The UK economy returned to growth in the third quarter, according to the British Chambers of Commerce.

Based on its survey of 7,593 UK firms, the BCC says the economy grew by 0.5% between July and September, after three consecutive quarters of contraction.

The BCC said it did not agree with the Office for National Statistics' "gloomy estimation" that the UK has been in recession for the whole period.

But fixing the UK's finances will take longer than previously hoped, it said.

It called on the government for additional measures to boost economic growth, such as implementing quickly plans to create a "British business bank" as well as unlocking infrastructure investment.

"The job of repairing Britain's public finances will take longer to complete than initially planned," said BCC chief economist David Kern.

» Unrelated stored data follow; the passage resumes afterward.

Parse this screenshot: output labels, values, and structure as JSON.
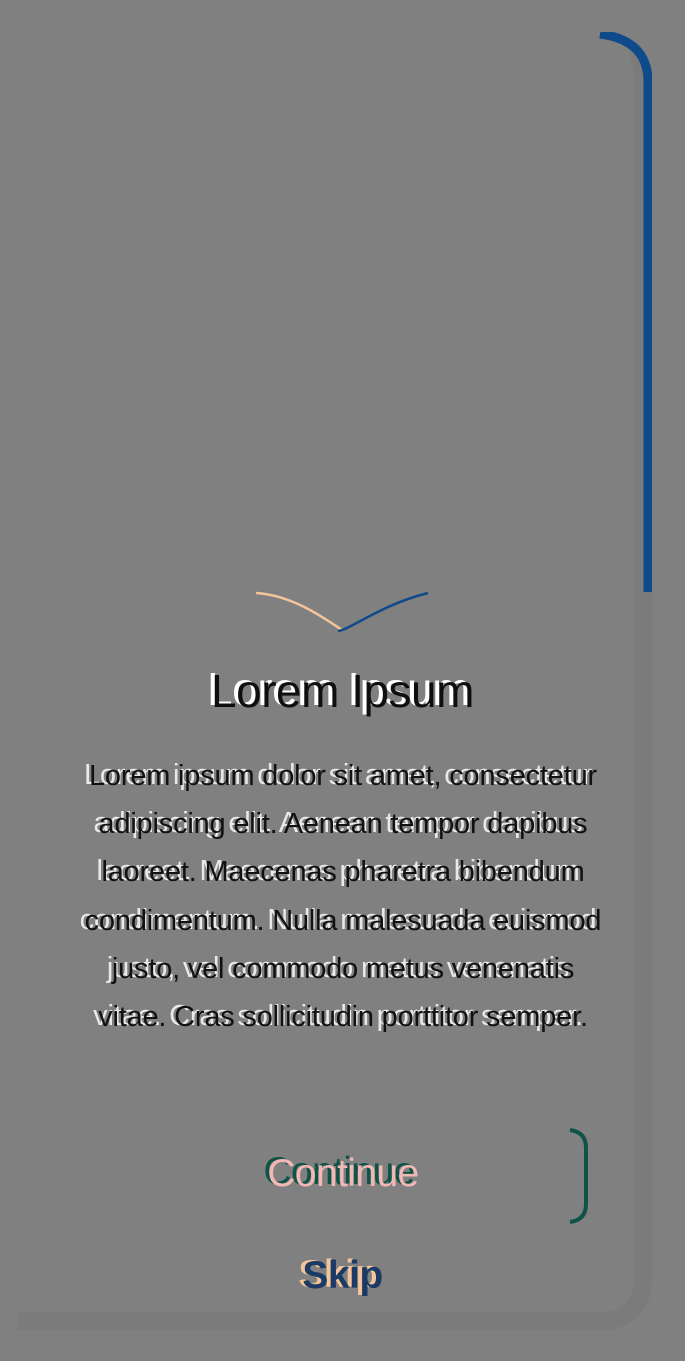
{
  "onboarding": {
    "title": "Lorem Ipsum",
    "body": "Lorem ipsum dolor sit amet, consectetur adipiscing elit. Aenean tempor dapibus laoreet. Maecenas pharetra bibendum condimentum. Nulla malesuada euismod justo, vel commodo metus venenatis vitae. Cras sollicitudin porttitor semper.",
    "continue_label": "Continue",
    "skip_label": "Skip"
  },
  "colors": {
    "background": "#808080",
    "accent_blue": "#0f4a8a",
    "accent_orange": "#f5c59a",
    "accent_teal": "#0e5346",
    "continue_text": "#f2b8b6"
  }
}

"Despite official estimates, we believe the economy is still growing, but it is slowing. We need immediate measures now to support confidence and investment, a radical long-term growth plan, and a continued commitment to deficit reduction."

The group, which represents 104,000 business members, said that its members' confidence in future turnover and profit has fallen to levels last seen at the end of 2011.

To help promote growth, the organisation has proposed a "growth voucher scheme", offering 20,000 small businesses £5,000 worth of advice to jump start investment and expansion plans.

Many economists had thought that the UK would rebound in the third quarter because of the boost from the London Olympics and other factors.

Last week, it was revealed that the UK economy contracted by less than thought in the second quarter, by 0.4% in the April-to-June period.

The BCC does a quarterly economic survey of 7,593 businesses across the UK.